Lowers blood sugar and blood pressure
The plant compound called terpenoids which are found in moringa is known to help the pancreas secrete more insulin. Moringa helps lower and maintain cholesterol and lipid levels in the blood, which are notorious in the development of diabetes, thus making it an incredible aid for people with diabetes.
The leaves of this super plant are loaded with potassium which is responsible for reducing the above-normal sodium levels in the blood, thus decreasing and maintaining the blood pressure. The oil extracted from its seeds is full of monosaturated fats and vitamin E, which are considered heart-friendly. These leaves are also known to prevent plaque formation in the arteries, thus preventing a stroke or heart attack.
Counters cognitive decline
As moringa is brimming with antioxidants, amino acids and omega-3’s, it inhibits neurodegeneration and damage in the brain cells. It is known to keep the neurotransmitters healthy and slow down brain ageing. Memory-related diseases like Alzheimer’s and dementia might find therapeutic value in moringa.
The concentration of vitamin B found in moringa, along with its impressive iron content is responsible for its energy-boosting property.

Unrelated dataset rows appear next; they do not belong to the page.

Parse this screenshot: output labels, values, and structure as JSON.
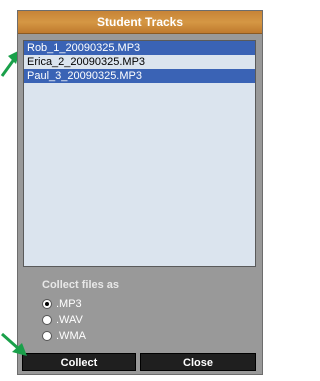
{
  "dialog": {
    "title": "Student Tracks"
  },
  "tracks": [
    {
      "name": "Rob_1_20090325.MP3",
      "selected": true
    },
    {
      "name": "Erica_2_20090325.MP3",
      "selected": false
    },
    {
      "name": "Paul_3_20090325.MP3",
      "selected": true
    }
  ],
  "collect": {
    "label": "Collect files as",
    "options": [
      {
        "label": ".MP3",
        "checked": true
      },
      {
        "label": ".WAV",
        "checked": false
      },
      {
        "label": ".WMA",
        "checked": false
      }
    ]
  },
  "buttons": {
    "collect_label": "Collect",
    "close_label": "Close"
  },
  "colors": {
    "title_bar": "#d08a3a",
    "selection": "#3a63b5",
    "arrow": "#1aa04a"
  },
  "icons": {
    "arrow_top": "green-arrow-icon",
    "arrow_bottom": "green-arrow-icon"
  }
}
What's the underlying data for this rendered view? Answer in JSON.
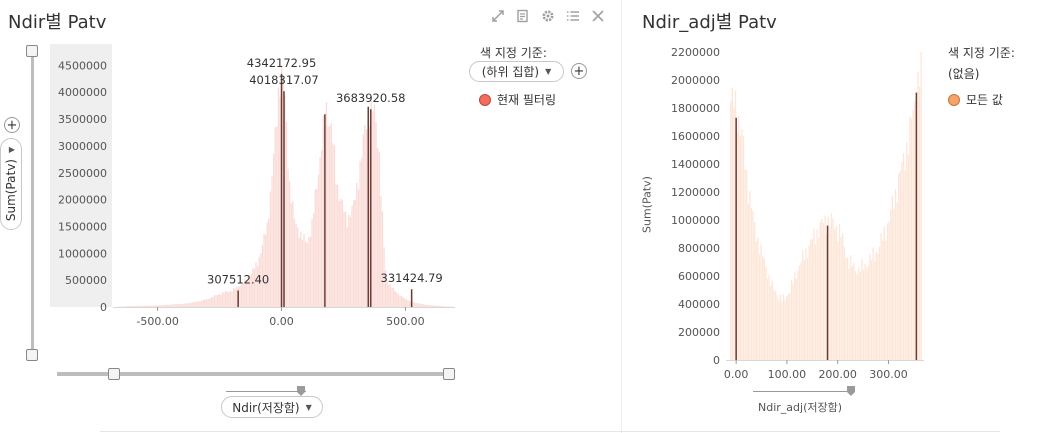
{
  "left": {
    "title": "Ndir별 Patv",
    "toolbar_icons": [
      "expand-icon",
      "notes-icon",
      "gear-icon",
      "list-icon",
      "close-icon"
    ],
    "color_by_label": "색 지정 기준:",
    "color_by_value": "(하위 집합)",
    "legend_item": "현재 필터링",
    "legend_color": "#f26d5c",
    "y_axis_selector": "Sum(Patv)",
    "x_axis_selector": "Ndir(저장함)"
  },
  "right": {
    "title": "Ndir_adj별 Patv",
    "color_by_label": "색 지정 기준:",
    "color_by_value": "(없음)",
    "legend_item": "모든 값",
    "legend_color": "#f5a36a",
    "y_axis_label": "Sum(Patv)",
    "x_axis_label": "Ndir_adj(저장함)"
  },
  "chart_data": [
    {
      "type": "bar",
      "title": "Ndir별 Patv",
      "xlabel": "Ndir(저장함)",
      "ylabel": "Sum(Patv)",
      "xlim": [
        -680,
        700
      ],
      "ylim": [
        0,
        4600000
      ],
      "x_ticks": [
        -500,
        0,
        500
      ],
      "x_tick_labels": [
        "-500.00",
        "0.00",
        "500.00"
      ],
      "y_ticks": [
        0,
        500000,
        1000000,
        1500000,
        2000000,
        2500000,
        3000000,
        3500000,
        4000000,
        4500000
      ],
      "y_tick_labels": [
        "0",
        "500000",
        "1000000",
        "1500000",
        "2000000",
        "2500000",
        "3000000",
        "3500000",
        "4000000",
        "4500000"
      ],
      "bar_color": "#fadbd6",
      "envelope": [
        [
          -680,
          0
        ],
        [
          -600,
          20000
        ],
        [
          -500,
          30000
        ],
        [
          -400,
          60000
        ],
        [
          -350,
          90000
        ],
        [
          -300,
          150000
        ],
        [
          -250,
          250000
        ],
        [
          -200,
          310000
        ],
        [
          -150,
          480000
        ],
        [
          -100,
          800000
        ],
        [
          -60,
          1500000
        ],
        [
          -30,
          3000000
        ],
        [
          -10,
          4300000
        ],
        [
          0,
          4340000
        ],
        [
          10,
          3900000
        ],
        [
          30,
          2300000
        ],
        [
          50,
          1600000
        ],
        [
          80,
          1300000
        ],
        [
          100,
          1200000
        ],
        [
          120,
          1500000
        ],
        [
          150,
          2700000
        ],
        [
          170,
          3400000
        ],
        [
          180,
          3700000
        ],
        [
          200,
          3300000
        ],
        [
          220,
          2300000
        ],
        [
          260,
          1600000
        ],
        [
          290,
          1900000
        ],
        [
          320,
          2800000
        ],
        [
          340,
          3500000
        ],
        [
          355,
          3700000
        ],
        [
          375,
          3600000
        ],
        [
          390,
          3000000
        ],
        [
          400,
          2000000
        ],
        [
          410,
          1200000
        ],
        [
          420,
          500000
        ],
        [
          450,
          330000
        ],
        [
          480,
          200000
        ],
        [
          520,
          100000
        ],
        [
          580,
          40000
        ],
        [
          700,
          0
        ]
      ],
      "highlight_bars": [
        {
          "x": -175,
          "value": 307512.4,
          "label": "307512.40"
        },
        {
          "x": 0,
          "value": 4342172.95,
          "label": "4342172.95"
        },
        {
          "x": 10,
          "value": 4018317.07,
          "label": "4018317.07"
        },
        {
          "x": 175,
          "value": 3590000,
          "label": ""
        },
        {
          "x": 350,
          "value": 3730000,
          "label": ""
        },
        {
          "x": 360,
          "value": 3683920.58,
          "label": "3683920.58"
        },
        {
          "x": 525,
          "value": 331424.79,
          "label": "331424.79"
        }
      ],
      "highlight_color": "#6b3b36"
    },
    {
      "type": "bar",
      "title": "Ndir_adj별 Patv",
      "xlabel": "Ndir_adj(저장함)",
      "ylabel": "Sum(Patv)",
      "xlim": [
        -20,
        370
      ],
      "ylim": [
        0,
        2200000
      ],
      "x_ticks": [
        0,
        100,
        200,
        300
      ],
      "x_tick_labels": [
        "0.00",
        "100.00",
        "200.00",
        "300.00"
      ],
      "y_ticks": [
        0,
        200000,
        400000,
        600000,
        800000,
        1000000,
        1200000,
        1400000,
        1600000,
        1800000,
        2000000,
        2200000
      ],
      "y_tick_labels": [
        "0",
        "200000",
        "400000",
        "600000",
        "800000",
        "1000000",
        "1200000",
        "1400000",
        "1600000",
        "1800000",
        "2000000",
        "2200000"
      ],
      "bar_color": "#fde6d8",
      "envelope": [
        [
          -12,
          1850000
        ],
        [
          0,
          1800000
        ],
        [
          10,
          1600000
        ],
        [
          20,
          1300000
        ],
        [
          35,
          950000
        ],
        [
          50,
          750000
        ],
        [
          70,
          520000
        ],
        [
          90,
          420000
        ],
        [
          105,
          500000
        ],
        [
          120,
          650000
        ],
        [
          140,
          800000
        ],
        [
          160,
          930000
        ],
        [
          175,
          1000000
        ],
        [
          190,
          980000
        ],
        [
          205,
          900000
        ],
        [
          220,
          700000
        ],
        [
          240,
          640000
        ],
        [
          260,
          700000
        ],
        [
          280,
          800000
        ],
        [
          300,
          1000000
        ],
        [
          320,
          1300000
        ],
        [
          340,
          1600000
        ],
        [
          355,
          1950000
        ],
        [
          365,
          2100000
        ]
      ],
      "highlight_bars": [
        {
          "x": 0,
          "value": 1730000,
          "label": ""
        },
        {
          "x": 180,
          "value": 960000,
          "label": ""
        },
        {
          "x": 355,
          "value": 1910000,
          "label": ""
        }
      ],
      "highlight_color": "#6b3b36"
    }
  ]
}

Vitamin B3 is vital to trigger protein, fat and carbohydrates to make energy, and this is found in abundance in moringa. This iron-rich food is fitting for people suffering from anaemia as it increases the red blood count and prevents the breakdown of the same.
Supports skin, hair and eye health
Moringa oil is hailed as a beauty oil due to its 47 antioxidant compounds and can be used as a moisturiser for skin and hair and is also a great cleanser. Its antimicrobial and anti-inflammatory properties help to deal with skin ailments like acne and blackheads. Skin cells are guarded against oxidative stress owing to its vitamin A, C and E and also a load of selenium found in moringa. The high content of vitamin C assures the production of collagen, which is known to fight sun damage, sagging and wrinkles, making it an excellent anti-ageing beauty oil.
The overload of vitamin A and beta carotene in moringa promises to prevent retinal damage by supporting healthy retinal blood vessels.
Moringa powder has shown excellent health benefits in post-menopausal women affected by lower estrogen by helping raise their antioxidant levels. A study in 2014 noted that post-menopausal women showed an increase in their blood antioxidant levels on consuming moringa powder along with amaranth powder for three months. This led to better haemoglobin levels and better fasting blood sugar which in turn led to more balanced hormones.
Safety concerns of moringa powder
Moringa should not be consumed by women trying to conceive or are pregnant or lactating owing to its uterine stimulating effects. It has also not been proved safe for children so far, so steering clear by children should be imperative. It also shows some risk to those on medication for hypothyroidism, diabetes and high blood pressure, so consulting your physician before use of moringa powder is advisable.
How to use moringa
Each part of this plant can be used in preparing foods: leaves, seeds, roots, and flowers. The leaves are always better cooked as raw leaves might lead to digestive distress. Chopping and dumping some leaves in stews and dals make for a delicious dish.
Moringa powder has an earthy and peppery taste and can be used in smoothie and soups. Moringa tea has a pleasant taste and provides with a dose of instant energy.
It is also available as capsules and can be taken by following the recommended dosage.
Moringa is a new buzzword in the health and wellness scene owing to its elaborate health resume. So, go ahead and enjoy a round of health with this fantastic superfood.